I've found that the cost can be rather high - quotations I received for my personal return ranged from $10-30k. I decided to do my own for that amount, so I've become increasingly familiar with how much worse they keep making the US tax code for expats.
The Canada/US tax treaty is quite important. One thing I recently learned is that under US law the proceeds of your life insurance paid to someone outside the US (like a Canadian spouse) who is not subject to US taxation is subject to a 30% withholding. Under the terms of the Canada/US tax treaty you can file a W-8BEN form and claim a tax treaty benefit, reducing that amount down to zero. There are other oddities - like if you take a premature withdrawal from a US IRA and live in Canada, the 10% penalty will count as a foreign tax for Canadian tax purposes, which effectively means you don't pay a penalty in almost all cases.
Oh, and I'd avoid Canadian TFSA's (10 pages of paperwork per TFSA account and it's not tax free under US tax law.) Canadian RRSPs are not so bad - that's a one page form. But only for Canada. Any other country with an IRA/401(k)/403(b) equivalent and you're filling out the 10 page informational return.
My favourite question: if you have an account with Ally Canada, is it a foreign bank under US law?
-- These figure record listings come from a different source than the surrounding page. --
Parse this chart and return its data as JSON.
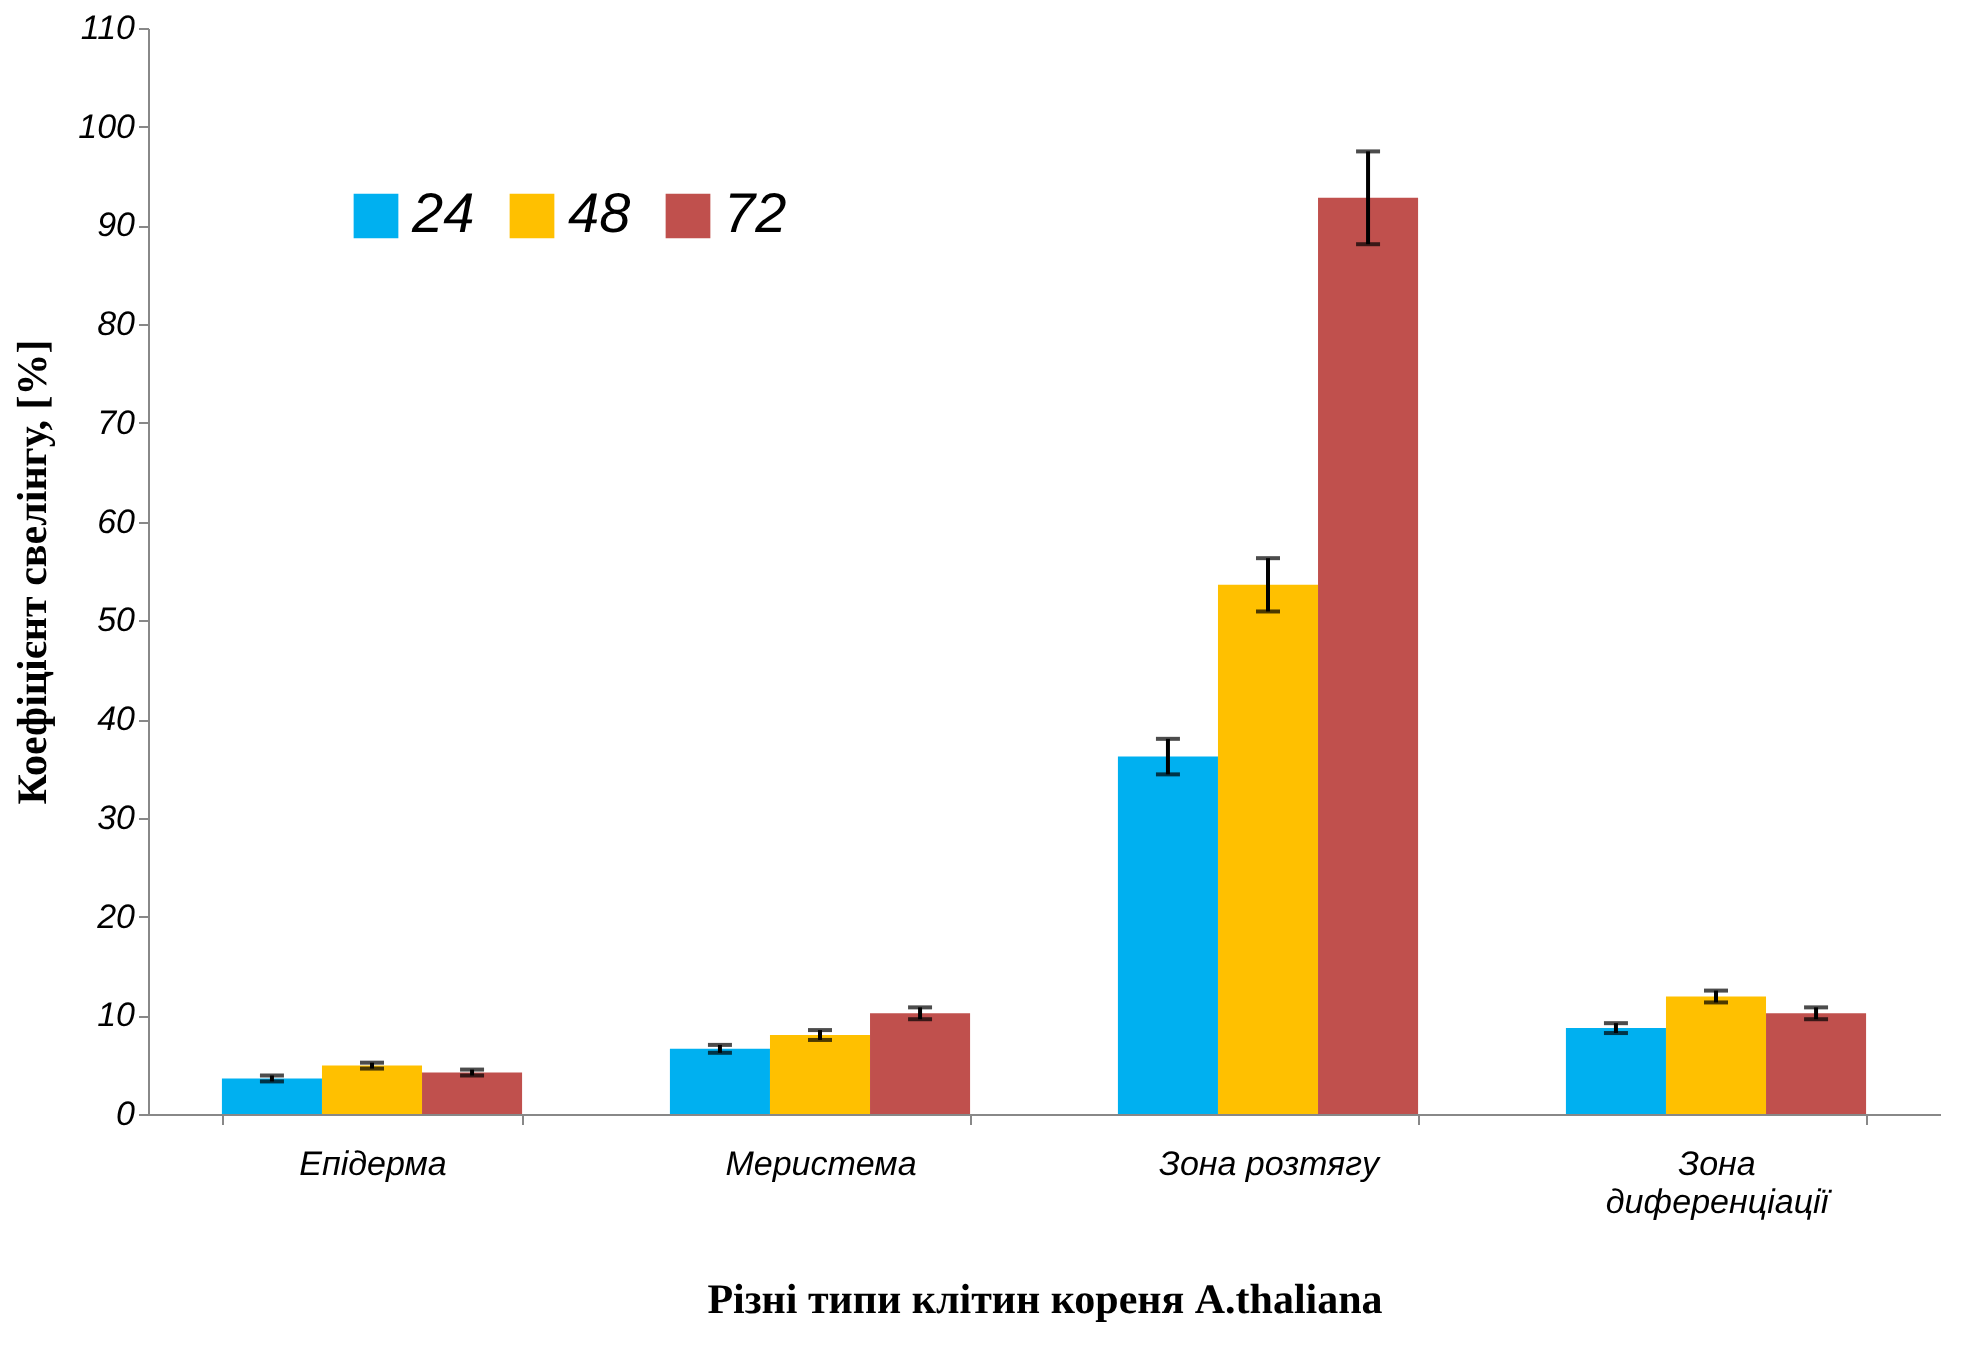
{
  "chart_data": {
    "type": "bar",
    "categories": [
      "Епідерма",
      "Меристема",
      "Зона розтягу",
      "Зона диференціації"
    ],
    "series": [
      {
        "name": "24",
        "color": "#00b0f0",
        "values": [
          3.6,
          6.6,
          36.2,
          8.7
        ],
        "errors": [
          0.3,
          0.4,
          1.8,
          0.5
        ]
      },
      {
        "name": "48",
        "color": "#ffc000",
        "values": [
          4.9,
          8.0,
          53.6,
          11.9
        ],
        "errors": [
          0.3,
          0.5,
          2.7,
          0.6
        ]
      },
      {
        "name": "72",
        "color": "#c0504d",
        "values": [
          4.2,
          10.2,
          92.8,
          10.2
        ],
        "errors": [
          0.3,
          0.6,
          4.7,
          0.6
        ]
      }
    ],
    "xlabel": "Різні типи клітин кореня A.thaliana",
    "ylabel": "Коефіцієнт свелінгу, [%]",
    "ylim": [
      0,
      110
    ],
    "yticks": [
      0,
      10,
      20,
      30,
      40,
      50,
      60,
      70,
      80,
      90,
      100,
      110
    ],
    "grid": false,
    "legend": "top left"
  }
}
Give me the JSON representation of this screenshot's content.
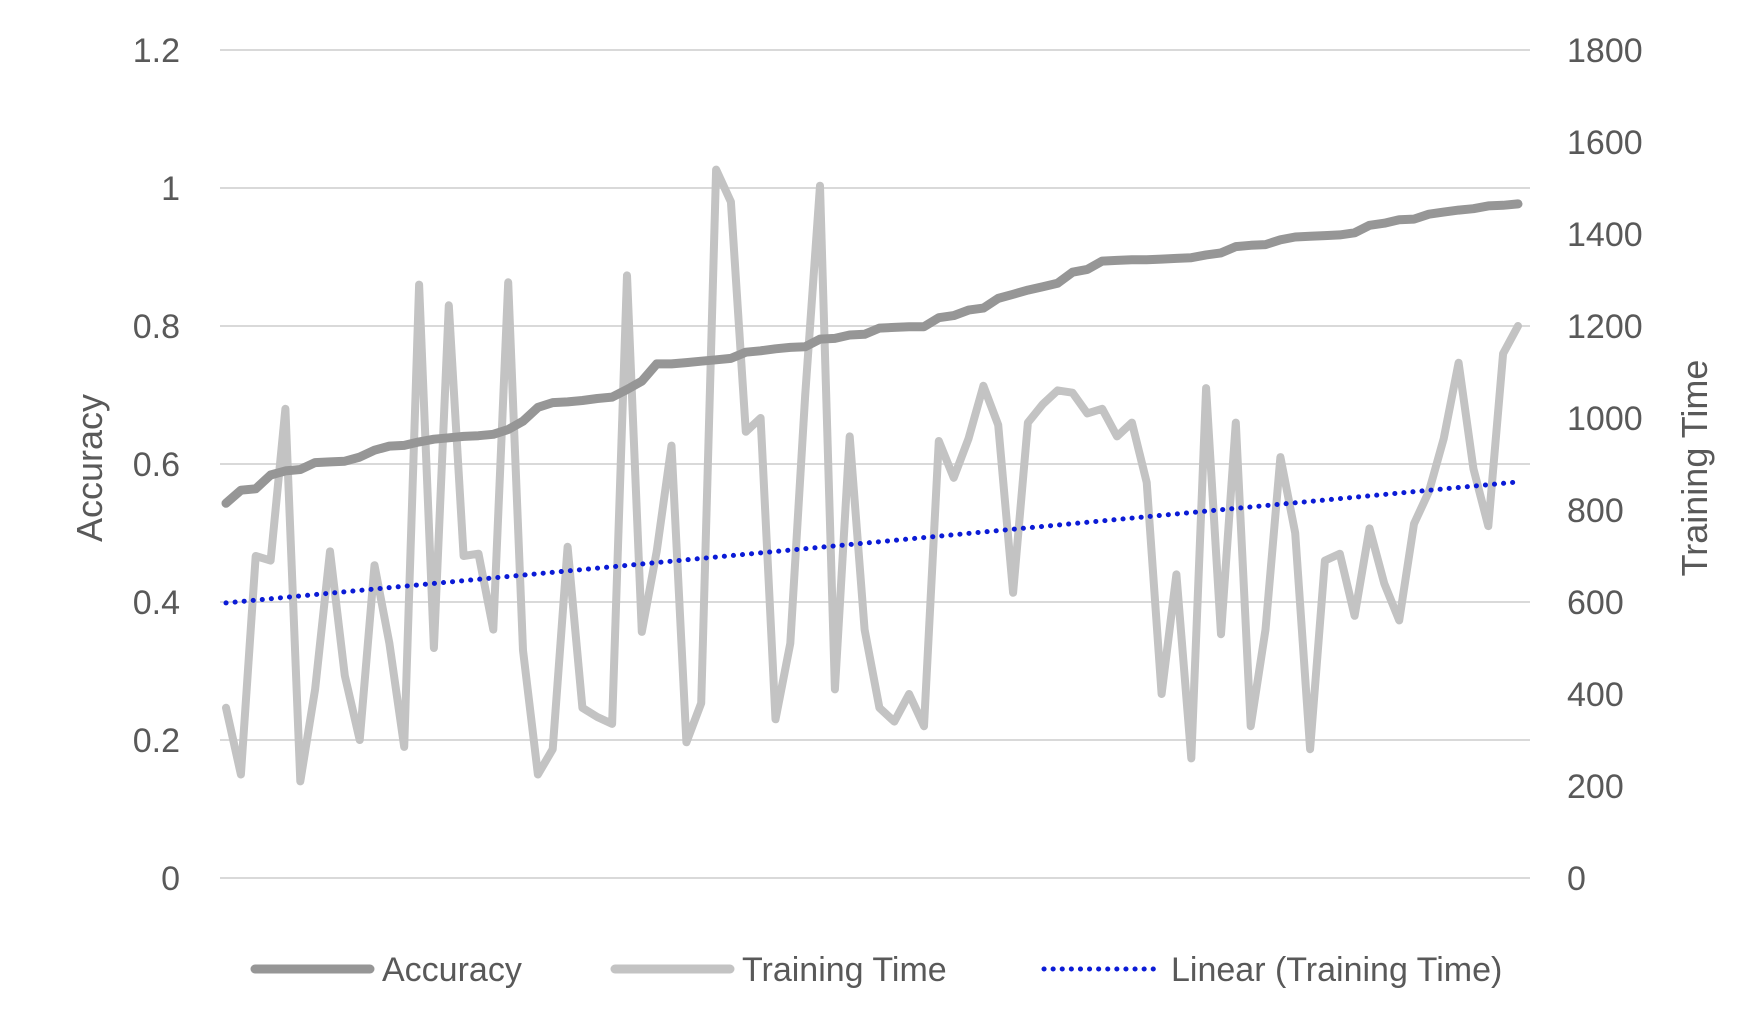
{
  "chart_data": {
    "type": "line",
    "title": "",
    "xlabel": "",
    "y_left": {
      "label": "Accuracy",
      "lim": [
        0,
        1.2
      ],
      "ticks": [
        "0",
        "0.2",
        "0.4",
        "0.6",
        "0.8",
        "1",
        "1.2"
      ]
    },
    "y_right": {
      "label": "Training Time",
      "lim": [
        0,
        1800
      ],
      "ticks": [
        "0",
        "200",
        "400",
        "600",
        "800",
        "1000",
        "1200",
        "1400",
        "1600",
        "1800"
      ]
    },
    "grid": true,
    "legend_position": "bottom",
    "point_count": 88,
    "series": [
      {
        "name": "Accuracy",
        "axis": "left",
        "color": "#969696",
        "values": [
          0.543,
          0.562,
          0.564,
          0.584,
          0.59,
          0.592,
          0.602,
          0.603,
          0.604,
          0.61,
          0.62,
          0.626,
          0.627,
          0.632,
          0.636,
          0.638,
          0.64,
          0.641,
          0.643,
          0.65,
          0.662,
          0.682,
          0.689,
          0.69,
          0.692,
          0.695,
          0.697,
          0.708,
          0.72,
          0.745,
          0.745,
          0.747,
          0.749,
          0.751,
          0.753,
          0.762,
          0.764,
          0.767,
          0.769,
          0.77,
          0.781,
          0.782,
          0.787,
          0.788,
          0.797,
          0.798,
          0.799,
          0.799,
          0.812,
          0.815,
          0.823,
          0.826,
          0.84,
          0.846,
          0.852,
          0.857,
          0.862,
          0.878,
          0.882,
          0.894,
          0.895,
          0.896,
          0.896,
          0.897,
          0.898,
          0.899,
          0.903,
          0.906,
          0.915,
          0.917,
          0.918,
          0.925,
          0.929,
          0.93,
          0.931,
          0.932,
          0.935,
          0.946,
          0.949,
          0.954,
          0.955,
          0.962,
          0.965,
          0.968,
          0.97,
          0.974,
          0.975,
          0.977
        ]
      },
      {
        "name": "Training Time",
        "axis": "right",
        "color": "#c3c3c3",
        "values": [
          370,
          225,
          700,
          690,
          1020,
          210,
          410,
          710,
          440,
          300,
          680,
          510,
          285,
          1290,
          500,
          1245,
          700,
          705,
          540,
          1295,
          495,
          225,
          280,
          720,
          370,
          350,
          335,
          1310,
          535,
          710,
          940,
          295,
          380,
          1540,
          1470,
          970,
          1000,
          345,
          510,
          1050,
          1505,
          410,
          960,
          540,
          370,
          340,
          400,
          330,
          950,
          870,
          955,
          1070,
          985,
          620,
          990,
          1030,
          1060,
          1055,
          1010,
          1020,
          960,
          990,
          860,
          400,
          660,
          260,
          1065,
          530,
          990,
          330,
          540,
          915,
          750,
          280,
          690,
          705,
          570,
          760,
          640,
          560,
          770,
          840,
          955,
          1120,
          890,
          765,
          1140,
          1200
        ]
      },
      {
        "name": "Linear (Training Time)",
        "axis": "right",
        "color": "#0b1bd6",
        "trendline": true,
        "values": [
          598,
          861
        ]
      }
    ]
  }
}
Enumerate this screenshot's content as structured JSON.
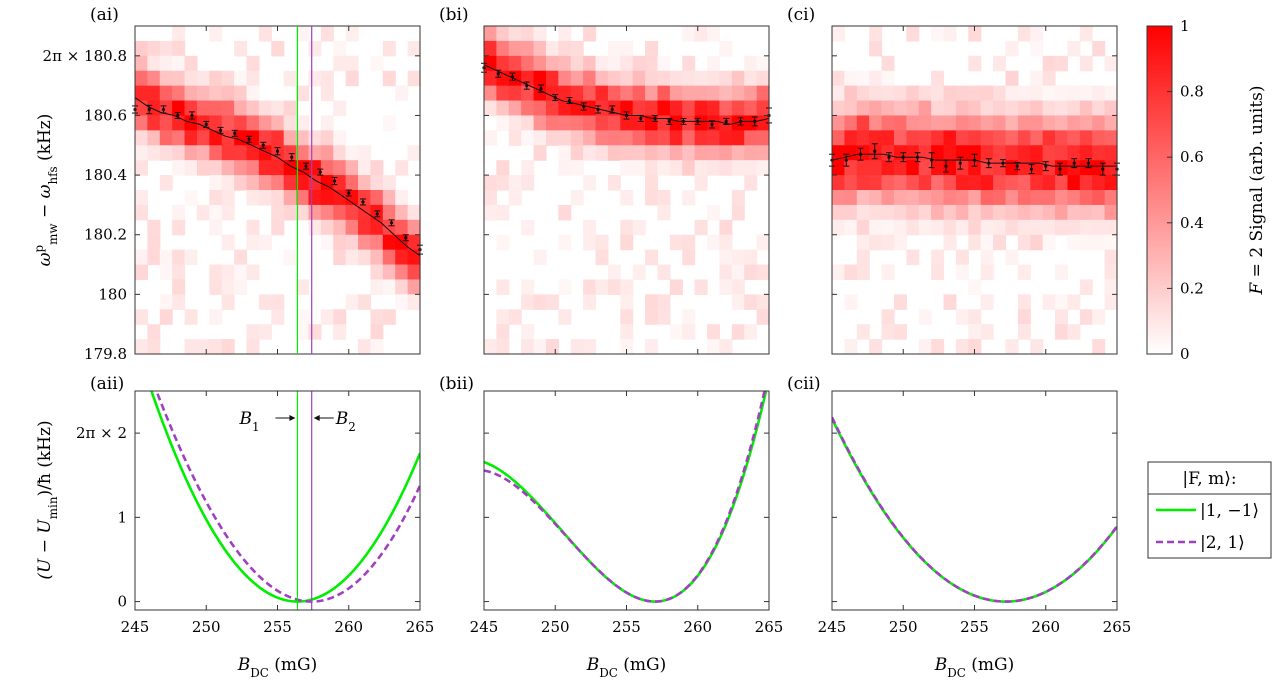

Remember, it's 78% owned by the US Treasury.
If you REALLY want to make things difficult, try living in Canada with a same-sex spouse. How do you interpret the word "spouse" under the treaty? Pursuant to Canadian law or US law? Ah, the mind boggles.
The most expensive legal questions I've ever asked are about cross-border taxation. Last time I asked what I thought was a simple question it cost the company $12k.